Huit salariés de Locatrans, une entreprise de transport et de manutention, sont depuis quatorze mois dans une situation insupportable. La société pour laquelle ils travaillaient, Locatrans, a perdu le marché qu’elle avait depuis plus de dix ans à la SOGERMA au profit des sociétés Cégélec et TMG. Dans ce cas, la loi prévoit que les salariés doivent être réembauchés par les sociétés qui ont repris les marchés.

Mais les salariés n’ont pas été repris par TMG : Locatrans disait qu’ils n’étaient plus salariés dans leur entreprise et la SOGERMA, principale responsable puisque c’est elle qui fixe les conditions auxquelles elle accorde les marchés, disait qu’elle n’était pas concernée par ce problème. Depuis quatorze mois, ces huit salariés sont donc ainsi renvoyés de patron en patron et sans ressources. Depuis le début, ils ont refusé le sort qui leur était réservé, s’installant devant Locatrans et entamant des poursuites devant les tribunaux contre toutes les sociétés. Le 1er mars dernier, le tribunal des prud’hommes leur a donné satisfaction et a ordonné leur embauche à TMG, et le 10 mars que des indemnités leur soient versées. Mais depuis rien. Une manifestation de solidarité a eu lieu devant le siège de TMG mercredi dernier. Alors qu’un accord était en vue, la société TMG a demandé en référé l’expulsion des grévistes des locaux de TMG. La loi est plus rapide pour satisfaire les patrons que pour faire respecter les droits des travailleurs.
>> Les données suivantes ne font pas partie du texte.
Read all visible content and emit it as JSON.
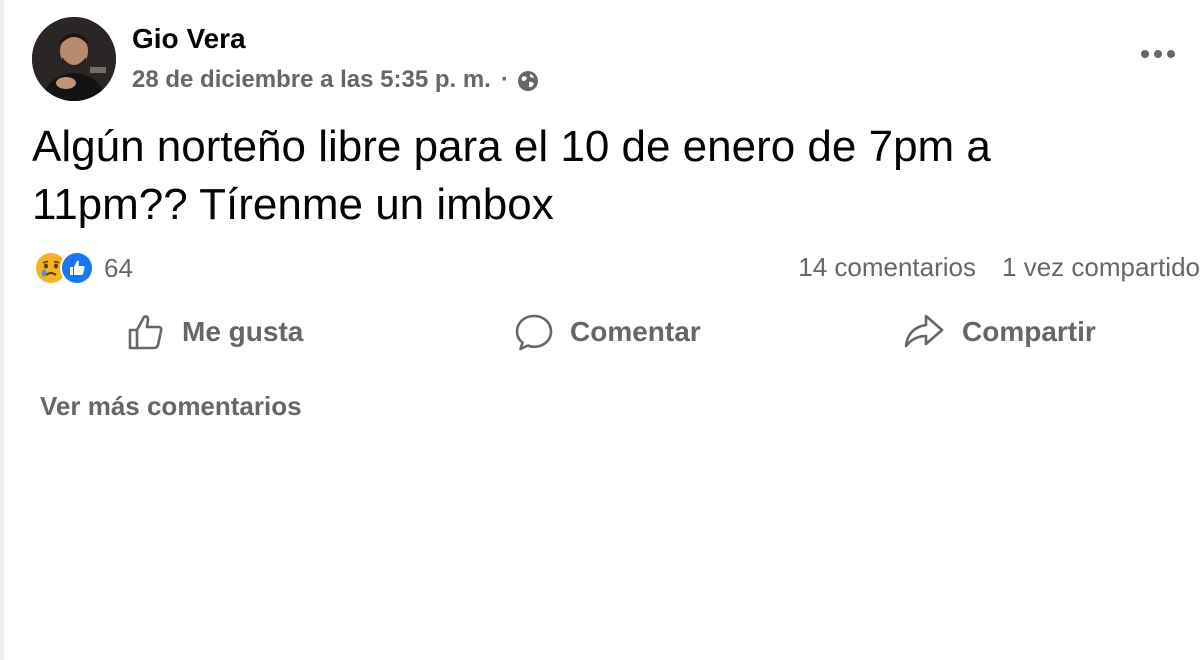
{
  "post": {
    "author": "Gio Vera",
    "timestamp": "28 de diciembre a las 5:35 p. m.",
    "separator": "·",
    "audience_icon": "globe-icon",
    "more_icon": "more-horizontal-icon",
    "text": "Algún norteño libre para el 10 de enero de 7pm a 11pm?? Tírenme un imbox"
  },
  "reactions": {
    "icons": [
      "sad-reaction-icon",
      "like-reaction-icon"
    ],
    "count": "64"
  },
  "stats": {
    "comments": "14 comentarios",
    "shares": "1 vez compartido"
  },
  "actions": {
    "like_label": "Me gusta",
    "like_icon": "thumbs-up-icon",
    "comment_label": "Comentar",
    "comment_icon": "comment-bubble-icon",
    "share_label": "Compartir",
    "share_icon": "share-arrow-icon"
  },
  "comments": {
    "view_more_label": "Ver más comentarios"
  },
  "colors": {
    "primary_text": "#050505",
    "secondary_text": "#65676b",
    "like_blue": "#1877f2",
    "sad_yellow": "#f7b125"
  }
}
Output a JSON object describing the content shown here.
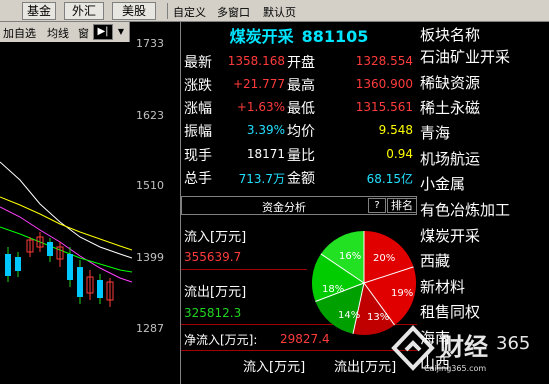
{
  "topbar": {
    "tabs": [
      "基金",
      "外汇",
      "美股"
    ],
    "toolbar": [
      "自定义",
      "多窗口",
      "默认页"
    ]
  },
  "chart_toolbar": {
    "items": [
      "加自选",
      "均线",
      "窗"
    ],
    "arrow_icon": "arrow-right-icon",
    "dropdown_icon": "chevron-down-icon"
  },
  "price_scale": [
    "1733",
    "1623",
    "1510",
    "1399",
    "1287"
  ],
  "quote": {
    "name": "煤炭开采",
    "code": "881105",
    "rows": [
      {
        "label": "最新",
        "value": "1358.168",
        "label2": "开盘",
        "value2": "1328.554"
      },
      {
        "label": "涨跌",
        "value": "+21.777",
        "label2": "最高",
        "value2": "1360.900"
      },
      {
        "label": "涨幅",
        "value": "+1.63%",
        "label2": "最低",
        "value2": "1315.561"
      },
      {
        "label": "振幅",
        "value": "3.39%",
        "label2": "均价",
        "value2": "9.548"
      },
      {
        "label": "现手",
        "value": "18171",
        "label2": "量比",
        "value2": "0.94"
      },
      {
        "label": "总手",
        "value": "713.7万",
        "label2": "金额",
        "value2": "68.15亿"
      }
    ],
    "fund_header": "资金分析",
    "help_btn": "?",
    "rank_btn": "排名",
    "inflow_label": "流入[万元]",
    "inflow_value": "355639.7",
    "outflow_label": "流出[万元]",
    "outflow_value": "325812.3",
    "net_label": "净流入[万元]:",
    "net_value": "29827.4",
    "col_heads": [
      "流入[万元]",
      "流出[万元]"
    ],
    "pie_labels": [
      "16%",
      "20%",
      "18%",
      "19%",
      "14%",
      "13%"
    ]
  },
  "sectors": {
    "title": "板块名称",
    "items": [
      "石油矿业开采",
      "稀缺资源",
      "稀土永磁",
      "青海",
      "机场航运",
      "小金属",
      "有色冶炼加工",
      "煤炭开采",
      "西藏",
      "新材料",
      "租售同权",
      "海南",
      "山西"
    ]
  },
  "watermark": {
    "text": "财经",
    "number": "365",
    "url": "Caijing365.com"
  },
  "colors": {
    "up": "#ff3b3b",
    "down": "#21d521",
    "accent": "#00e5ff",
    "background": "#000000"
  }
}
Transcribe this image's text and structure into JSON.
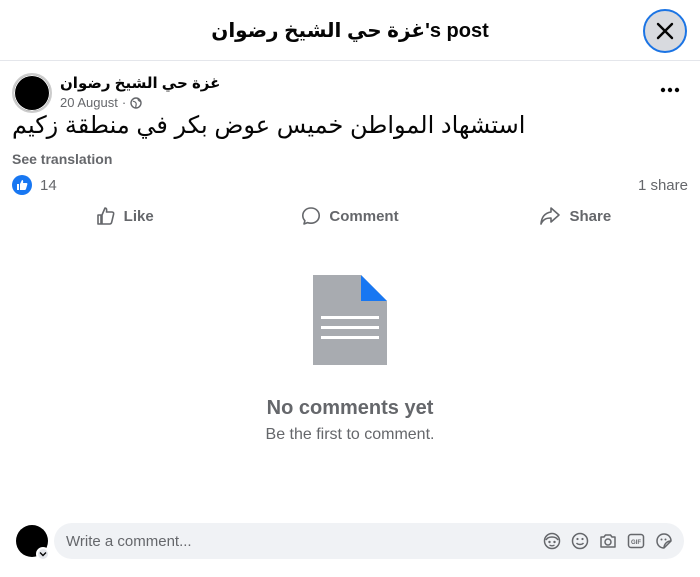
{
  "header": {
    "title": "غزة حي الشيخ رضوان's post"
  },
  "post": {
    "author": "غزة حي الشيخ رضوان",
    "date": "20 August",
    "separator": "·",
    "privacy_icon": "globe-icon",
    "text": "استشهاد المواطن خميس عوض بكر في منطقة زكيم",
    "see_translation": "See translation",
    "reaction_count": "14",
    "share_count": "1 share"
  },
  "actions": {
    "like": "Like",
    "comment": "Comment",
    "share": "Share"
  },
  "comments": {
    "empty_title": "No comments yet",
    "empty_subtitle": "Be the first to comment."
  },
  "composer": {
    "placeholder": "Write a comment..."
  },
  "colors": {
    "accent": "#1877f2",
    "secondary_text": "#65676b",
    "input_bg": "#f0f2f5"
  }
}
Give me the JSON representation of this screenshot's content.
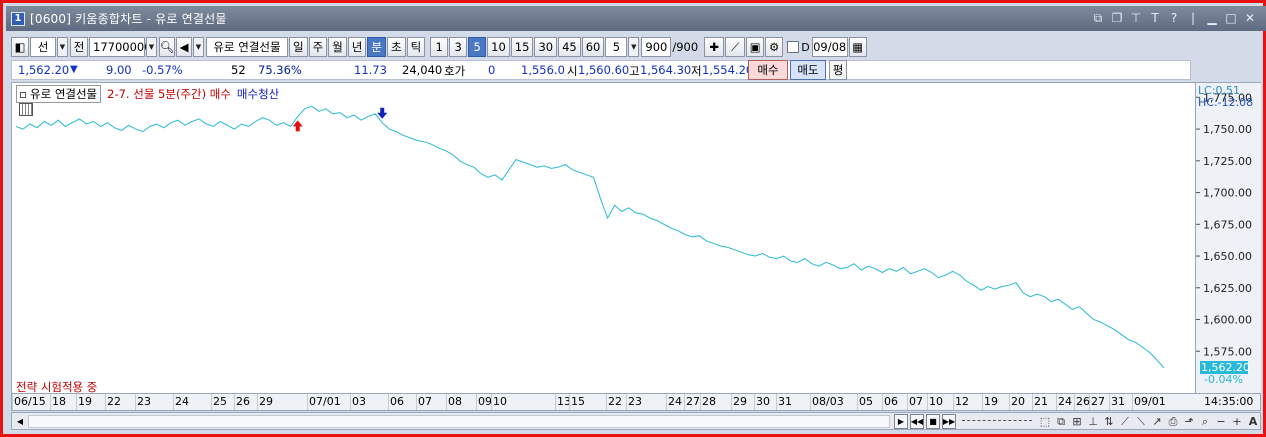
{
  "window": {
    "number": "1",
    "title": "[0600] 키움종합차트 - 유로 연결선물"
  },
  "toolbar": {
    "market_select": "선",
    "prev_label": "전",
    "code_value": "17700000",
    "name_value": "유로 연결선물",
    "period_buttons": [
      "일",
      "주",
      "월",
      "년",
      "분",
      "초",
      "틱"
    ],
    "active_period": "분",
    "interval_buttons": [
      "1",
      "3",
      "5",
      "10",
      "15",
      "30",
      "45",
      "60"
    ],
    "active_interval": "5",
    "interval_select": "5",
    "count_value": "900",
    "count_total": "/900",
    "date_value": "09/08",
    "checkbox_label": "D"
  },
  "quote": {
    "price": "1,562.20",
    "change": "9.00",
    "change_pct": "-0.57%",
    "volume": "52",
    "vol_ratio": "75.36%",
    "val1": "11.73",
    "val2": "24,040",
    "hoga_label": "호가",
    "hoga_value": "0",
    "hoga_price": "1,556.0",
    "open_label": "시",
    "open_value": "1,560.60",
    "high_label": "고",
    "high_value": "1,564.30",
    "low_label": "저",
    "low_value": "1,554.20",
    "buy_label": "매수",
    "sell_label": "매도",
    "avg_label": "평"
  },
  "legend": {
    "name": "유로 연결선물",
    "strategy": "2-7. 선물 5분(주간) 매수",
    "exit": "매수청산"
  },
  "strategy_status": "전략 시험적용 중",
  "y_axis": {
    "lc": "LC:0.51",
    "hc": "HC:-12.08",
    "last_price": "1,562.20",
    "last_pct": "-0.04%"
  },
  "colors": {
    "line": "#27b9d6",
    "buy_marker": "#e01010",
    "sell_marker": "#1020c0",
    "frame": "#e81010"
  },
  "chart_data": {
    "type": "line",
    "ylim": [
      1550,
      1780
    ],
    "yticks": [
      "1,775.00",
      "1,750.00",
      "1,725.00",
      "1,700.00",
      "1,675.00",
      "1,650.00",
      "1,625.00",
      "1,600.00",
      "1,575.00"
    ],
    "ytick_values": [
      1775,
      1750,
      1725,
      1700,
      1675,
      1650,
      1625,
      1600,
      1575
    ],
    "xtick_labels": [
      "06/15",
      "18",
      "19",
      "22",
      "23",
      "24",
      "25",
      "26",
      "29",
      "07/01",
      "03",
      "06",
      "07",
      "08",
      "09",
      "10",
      "13",
      "15",
      "22",
      "23",
      "24",
      "27",
      "28",
      "29",
      "30",
      "31",
      "08/03",
      "05",
      "06",
      "07",
      "10",
      "12",
      "19",
      "20",
      "21",
      "24",
      "26",
      "27",
      "31",
      "09/01"
    ],
    "time_label": "14:35:00",
    "series": [
      {
        "values": [
          1752,
          1750,
          1754,
          1751,
          1756,
          1753,
          1757,
          1752,
          1755,
          1758,
          1754,
          1756,
          1752,
          1755,
          1751,
          1749,
          1753,
          1750,
          1748,
          1752,
          1754,
          1751,
          1755,
          1757,
          1753,
          1756,
          1758,
          1754,
          1752,
          1756,
          1753,
          1750,
          1754,
          1752,
          1756,
          1759,
          1757,
          1753,
          1755,
          1752,
          1760,
          1766,
          1768,
          1764,
          1766,
          1762,
          1763,
          1759,
          1761,
          1757,
          1760,
          1762,
          1755,
          1750,
          1748,
          1745,
          1743,
          1741,
          1740,
          1738,
          1735,
          1733,
          1730,
          1725,
          1722,
          1720,
          1715,
          1712,
          1714,
          1710,
          1718,
          1726,
          1724,
          1722,
          1720,
          1721,
          1719,
          1720,
          1722,
          1718,
          1716,
          1714,
          1712,
          1695,
          1680,
          1690,
          1685,
          1688,
          1684,
          1683,
          1680,
          1678,
          1675,
          1672,
          1670,
          1667,
          1665,
          1666,
          1662,
          1660,
          1658,
          1657,
          1655,
          1653,
          1651,
          1650,
          1652,
          1649,
          1648,
          1650,
          1646,
          1645,
          1648,
          1644,
          1642,
          1645,
          1643,
          1640,
          1641,
          1644,
          1639,
          1642,
          1640,
          1637,
          1640,
          1638,
          1641,
          1636,
          1638,
          1640,
          1637,
          1633,
          1635,
          1638,
          1635,
          1630,
          1627,
          1623,
          1626,
          1624,
          1626,
          1627,
          1629,
          1621,
          1618,
          1620,
          1618,
          1614,
          1616,
          1612,
          1608,
          1610,
          1605,
          1600,
          1598,
          1595,
          1592,
          1588,
          1584,
          1582,
          1578,
          1574,
          1568,
          1562
        ]
      }
    ],
    "buy_marker_index": 40,
    "sell_marker_index": 52
  }
}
Echo du bulletin “Front des Travailleurs” SNCF Rouen rédigé par des militants de l’ART et de Voix des Travailleurs

Non aux transferts de tâches

La direction du dépôt de Sotteville n’a qu’un seul mot à la bouche : productivité.

Après avoir pendant plusieurs années resserré les roulements, la direction s’attache aujourd’hui aux transferts de tâches. C’est d’abord le transfert des vacations Quatre-Mares effectuées d’habitude par des conducteurs qui seraient remplacés par des agents du Service Intérieur. C’est aussi transférer des trains, assurés par des conducteurs de ligne qui seraient remplacés par des conducteurs de manoeuvre, notamment Sotteville-Etrepagny et Sotteville-Louviers.
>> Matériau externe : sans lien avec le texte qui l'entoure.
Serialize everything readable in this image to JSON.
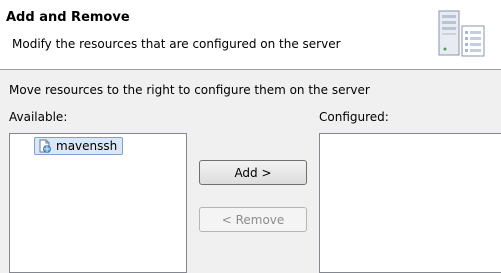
{
  "header": {
    "title": "Add and Remove",
    "description": "Modify the resources that are configured on the server",
    "icon": "server-banner-icon"
  },
  "instruction": "Move resources to the right to configure them on the server",
  "available": {
    "label": "Available:",
    "items": [
      {
        "label": "mavenssh",
        "icon": "web-project-icon",
        "selected": true
      }
    ]
  },
  "configured": {
    "label": "Configured:",
    "items": []
  },
  "buttons": {
    "add": "Add >",
    "remove": "< Remove",
    "remove_enabled": false
  },
  "colors": {
    "selection_fill": "#dbe7f6",
    "selection_border": "#7da2ce",
    "disabled_text": "#8d8d8d"
  }
}
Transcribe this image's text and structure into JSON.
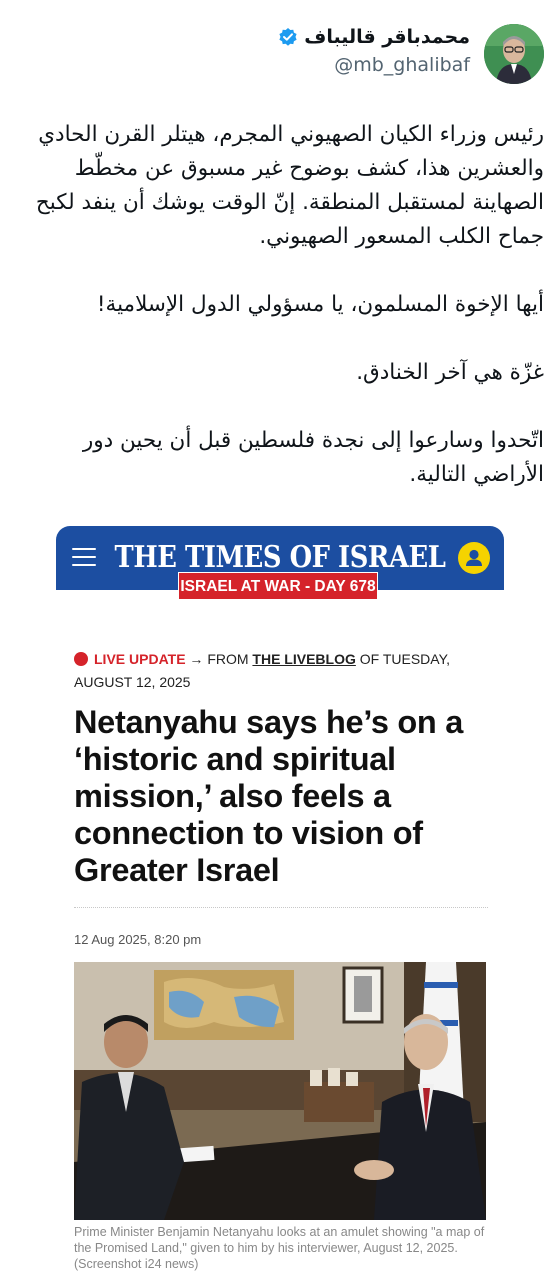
{
  "tweet": {
    "display_name": "محمدباقر قالیباف",
    "handle": "@mb_ghalibaf",
    "verified_icon": "verified-badge-icon",
    "paragraphs": [
      "رئیس وزراء الکیان الصهیوني المجرم، هیتلر القرن الحادي والعشرین هذا، کشف بوضوح غیر مسبوق عن مخطّط الصهاینة لمستقبل المنطقة. إنّ الوقت یوشك أن ینفد لکبح جماح الکلب المسعور الصهیوني.",
      "أیها الإخوة المسلمون، یا مسؤولي الدول الإسلامیة!",
      "غزّة هي آخر الخنادق.",
      "اتّحدوا وسارعوا إلى نجدة فلسطین قبل أن یحین دور الأراضي التالیة."
    ]
  },
  "article_card": {
    "site_name": "THE TIMES OF ISRAEL",
    "banner": "ISRAEL AT WAR - DAY 678",
    "menu_icon": "hamburger-menu-icon",
    "user_icon": "user-account-icon",
    "live_label": "LIVE UPDATE",
    "arrow": "→",
    "from_text": "FROM",
    "liveblog_link": "THE LIVEBLOG",
    "of_text": "OF TUESDAY, AUGUST 12, 2025",
    "headline": "Netanyahu says he’s on a ‘historic and spiritual mission,’ also feels a connection to vision of Greater Israel",
    "dateline": "12 Aug 2025, 8:20 pm",
    "caption": "Prime Minister Benjamin Netanyahu looks at an amulet showing \"a map of the Promised Land,\" given to him by his interviewer, August 12, 2025. (Screenshot i24 news)"
  },
  "colors": {
    "site_blue": "#1c4ea1",
    "banner_red": "#d5232a",
    "user_icon_yellow": "#f5d300",
    "verified_blue": "#1d9bf0",
    "handle_gray": "#536471"
  }
}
Tout cela pour les mêmes raisons : “ réduction des coûts ”, c’est-à-dire faire faire le travail par des agents payés moins cher. Même si les arguments de la direction paraissent attirants (diversification du travail, augmentation des primes), ne soyons pas dupes : même travail, même salaire.

Partout à la SNCF c’est la même chose : ne nous laissons pas faire.
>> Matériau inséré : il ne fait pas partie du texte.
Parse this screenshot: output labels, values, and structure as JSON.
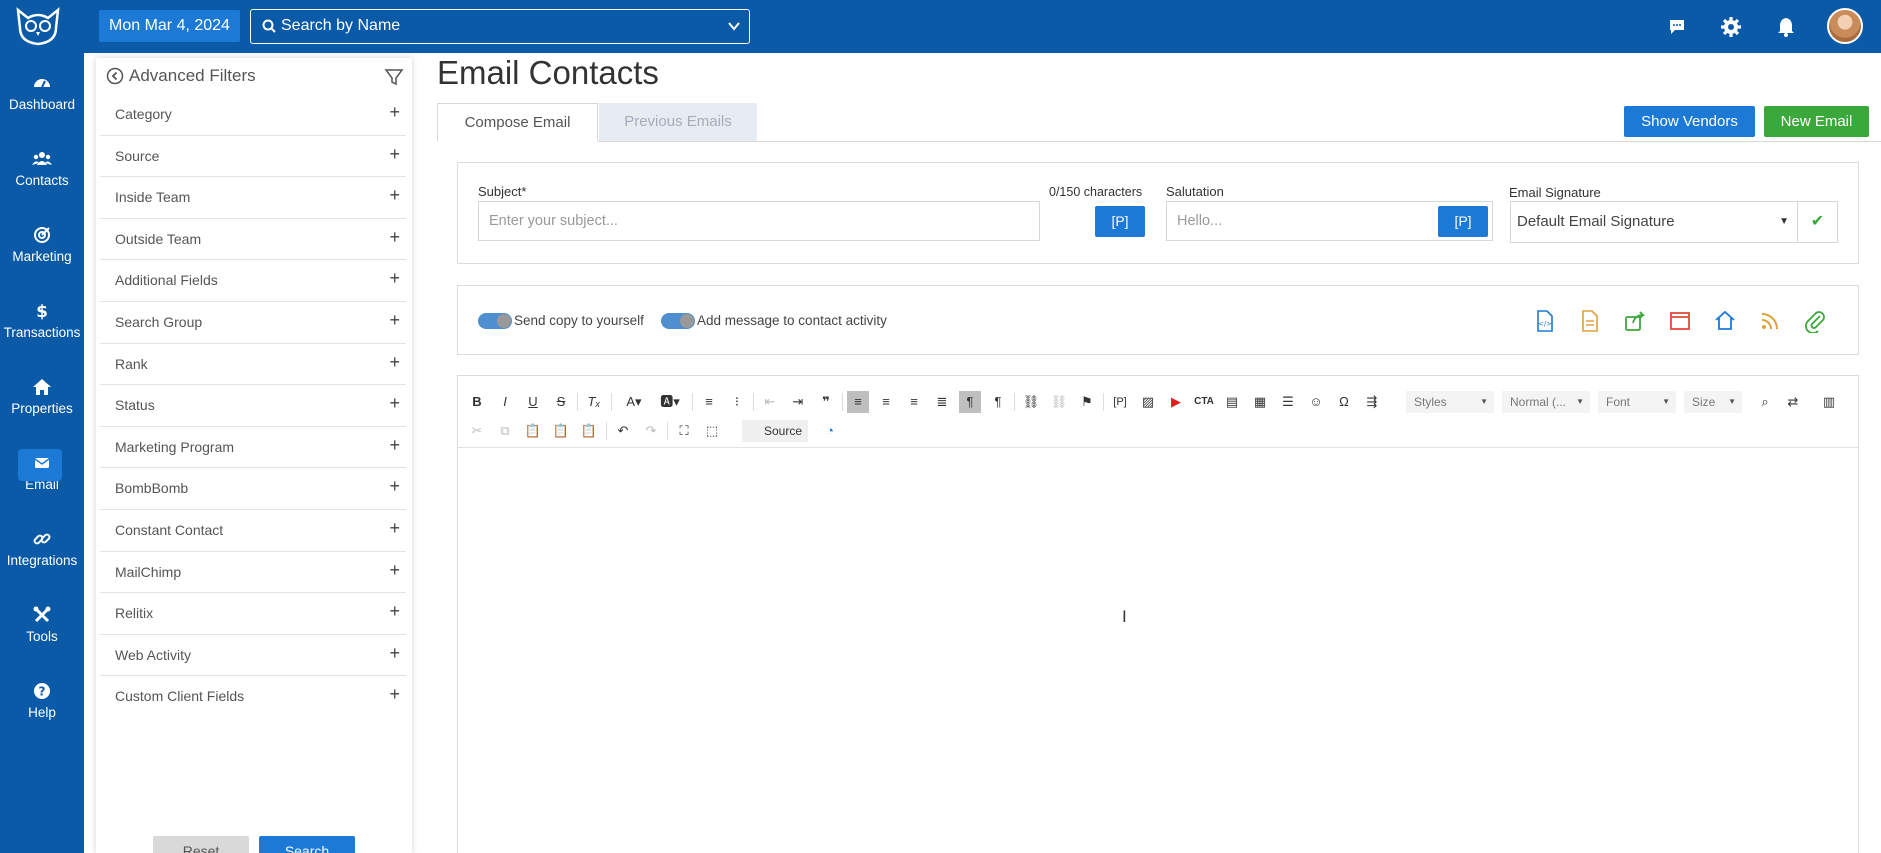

Ford-Blanquefort (33) : promesses non tenues et chantage à l’emploi

Il y a deux ans, la direction avait fait passer des tests à plusieurs dizaines de jeunes camarades qui étaient en CDD pour leur proposer de faire un contrat-qualification. Quarante avaient été retenus et la direction leur avait demandé de rompre leur CDD en prenant soin de leur faire signer une déclaration par laquelle ils s’engageaient à ne pas demander d’indemnités de rupture de contrat. Une promesse d’embauche leur avait été faite - le coefficient d’embauche, 170, leur avait même été précisé - ainsi que toutes les possibilités de déroulement de carrière s’ils réussissaient leur examen.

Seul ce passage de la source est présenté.